The company is seeking permission to launch the system, which it plans to call search.travel, from ICANN, the Internet Corp for Assigned Names and Numbers.

The request will be the first test of ICANN’s new registry services approval mechanism, known formally as the Registry Services Evaluation Process and informally as the funnel, which is designed to be more streamlined that its previous haphazard procedures.

Ed Cespedes, chief executive of TheGlobe.com Inc, which owns Tralliance, said that the company will continue to seek ICANN approval, even though its Security and Stability Advisory Committee has already rejected it as too similar to Site Finder.

SSAC advised against search.travel earlier this week, within the 15-day window following the registry proposal being made, as permitted by the funnel process. The committee said it could see no material difference between the Tralliance proposal and Site Finder.

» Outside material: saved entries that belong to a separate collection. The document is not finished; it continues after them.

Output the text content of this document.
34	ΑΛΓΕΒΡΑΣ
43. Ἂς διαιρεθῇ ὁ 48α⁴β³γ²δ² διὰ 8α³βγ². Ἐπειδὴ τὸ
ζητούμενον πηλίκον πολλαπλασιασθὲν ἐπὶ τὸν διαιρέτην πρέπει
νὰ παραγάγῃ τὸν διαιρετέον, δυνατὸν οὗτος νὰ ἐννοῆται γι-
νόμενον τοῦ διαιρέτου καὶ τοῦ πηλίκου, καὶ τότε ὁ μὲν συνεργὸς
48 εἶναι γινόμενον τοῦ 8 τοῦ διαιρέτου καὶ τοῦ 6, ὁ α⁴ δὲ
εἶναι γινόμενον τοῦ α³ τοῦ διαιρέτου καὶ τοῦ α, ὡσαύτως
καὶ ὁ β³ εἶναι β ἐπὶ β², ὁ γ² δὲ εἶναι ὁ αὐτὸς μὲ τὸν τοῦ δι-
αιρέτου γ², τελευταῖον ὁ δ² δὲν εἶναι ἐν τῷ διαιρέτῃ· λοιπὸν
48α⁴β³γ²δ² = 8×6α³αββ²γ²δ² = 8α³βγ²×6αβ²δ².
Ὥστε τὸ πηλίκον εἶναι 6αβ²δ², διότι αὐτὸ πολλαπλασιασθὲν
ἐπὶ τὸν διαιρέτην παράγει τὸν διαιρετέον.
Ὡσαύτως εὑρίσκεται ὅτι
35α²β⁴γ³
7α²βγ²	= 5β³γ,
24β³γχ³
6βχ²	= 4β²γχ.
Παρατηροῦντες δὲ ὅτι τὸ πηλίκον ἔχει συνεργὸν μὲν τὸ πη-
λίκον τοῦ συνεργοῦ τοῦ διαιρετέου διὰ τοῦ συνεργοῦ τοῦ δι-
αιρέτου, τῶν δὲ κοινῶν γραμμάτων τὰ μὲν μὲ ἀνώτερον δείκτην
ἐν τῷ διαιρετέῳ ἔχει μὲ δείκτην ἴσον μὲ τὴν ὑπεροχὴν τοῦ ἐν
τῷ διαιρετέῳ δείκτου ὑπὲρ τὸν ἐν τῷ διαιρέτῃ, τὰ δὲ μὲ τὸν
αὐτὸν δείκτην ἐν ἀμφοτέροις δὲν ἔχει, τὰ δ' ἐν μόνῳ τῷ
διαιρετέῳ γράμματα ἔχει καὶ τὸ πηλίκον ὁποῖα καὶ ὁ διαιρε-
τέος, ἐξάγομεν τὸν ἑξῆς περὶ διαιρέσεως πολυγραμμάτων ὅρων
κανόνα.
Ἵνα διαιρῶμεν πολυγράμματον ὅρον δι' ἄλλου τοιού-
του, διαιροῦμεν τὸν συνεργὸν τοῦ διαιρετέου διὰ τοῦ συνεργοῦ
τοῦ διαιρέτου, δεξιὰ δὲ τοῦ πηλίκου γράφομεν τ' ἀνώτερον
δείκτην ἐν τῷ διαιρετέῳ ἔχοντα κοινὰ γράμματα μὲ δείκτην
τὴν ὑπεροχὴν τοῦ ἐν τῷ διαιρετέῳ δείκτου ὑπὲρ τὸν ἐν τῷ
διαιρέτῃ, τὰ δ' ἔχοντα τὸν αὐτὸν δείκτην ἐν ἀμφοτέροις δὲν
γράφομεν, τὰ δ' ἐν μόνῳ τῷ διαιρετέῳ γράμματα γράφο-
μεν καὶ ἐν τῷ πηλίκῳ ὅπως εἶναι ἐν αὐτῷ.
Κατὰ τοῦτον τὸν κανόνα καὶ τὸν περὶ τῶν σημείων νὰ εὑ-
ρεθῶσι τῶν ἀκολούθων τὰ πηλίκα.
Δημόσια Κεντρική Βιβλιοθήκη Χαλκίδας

Like Site Finder, if search.travel was implemented then all domain lookups that failed to resolve would supply the user’s browser with the IP address of a registry web page, rather than an error message. Site Finder applied to .com and .net, whereas search.travel would just apply to the much smaller .travel namespace.

This is certainly not like Site Finder, Cespedes said. This is not a money thing, it’s about making sure people don’t think .travel isn’t there or is broken.

According to Cespedes, .travel receives a high percentage of failed lookups every day. This could make people think that .travel, not a very high-profile suffix to being with, doesn’t work.

American Airlines, for example, does not have a live .travel, so anybody trying to visit www.americanairlines.travel, which one would assume would exist, may think that .travel itself is broke.

I don’t know the exact numbers, but rest assured that even with a small [top-level domain] like ours it’s happening millions of times a day, Cespedes said. There are tens of thousands of domains in .travel, he said, making it substantially smaller than .com’s 50 million.

According to Cespedes, search.travel would not serve up advertising when users mistakenly wind up there. That would be a switch from the official proposal filed with ICANN, which has screenshots of pages filled with ads.

We have been advised that anything that looked anything like a search page would be a no-no, Cespedes said. He said that search.travel would serve ads if directly navigated to, but not if the user arrived there by typing in a misspelled or non-existent domain.

The search.travel proposal also appears to address, if not outright solve, concerns that emerged with Site Finder that it could interfere with non-web traffic.

The firm said it would time out SMTP requests, rather than supplying an IP address, and that it would publish the IP addresses of its servers, so they could be taken into account by spam filters.

In order for the Tralliance proposal to pass, it will have to convince a panel of five DNS and security experts selected from a pool of 25, who were named at the end of August. This panel will have 45 days to come to a decision on whether search.travel is a stability and security risk.

Currently, the .museum domain has a wildcard in place. Many country-code top-level domains, which are not as closely regulated by ICANN, have also implemented wildcards, notably Cameroon’s .cm, which is hoping to capitalize on misspellings of .com.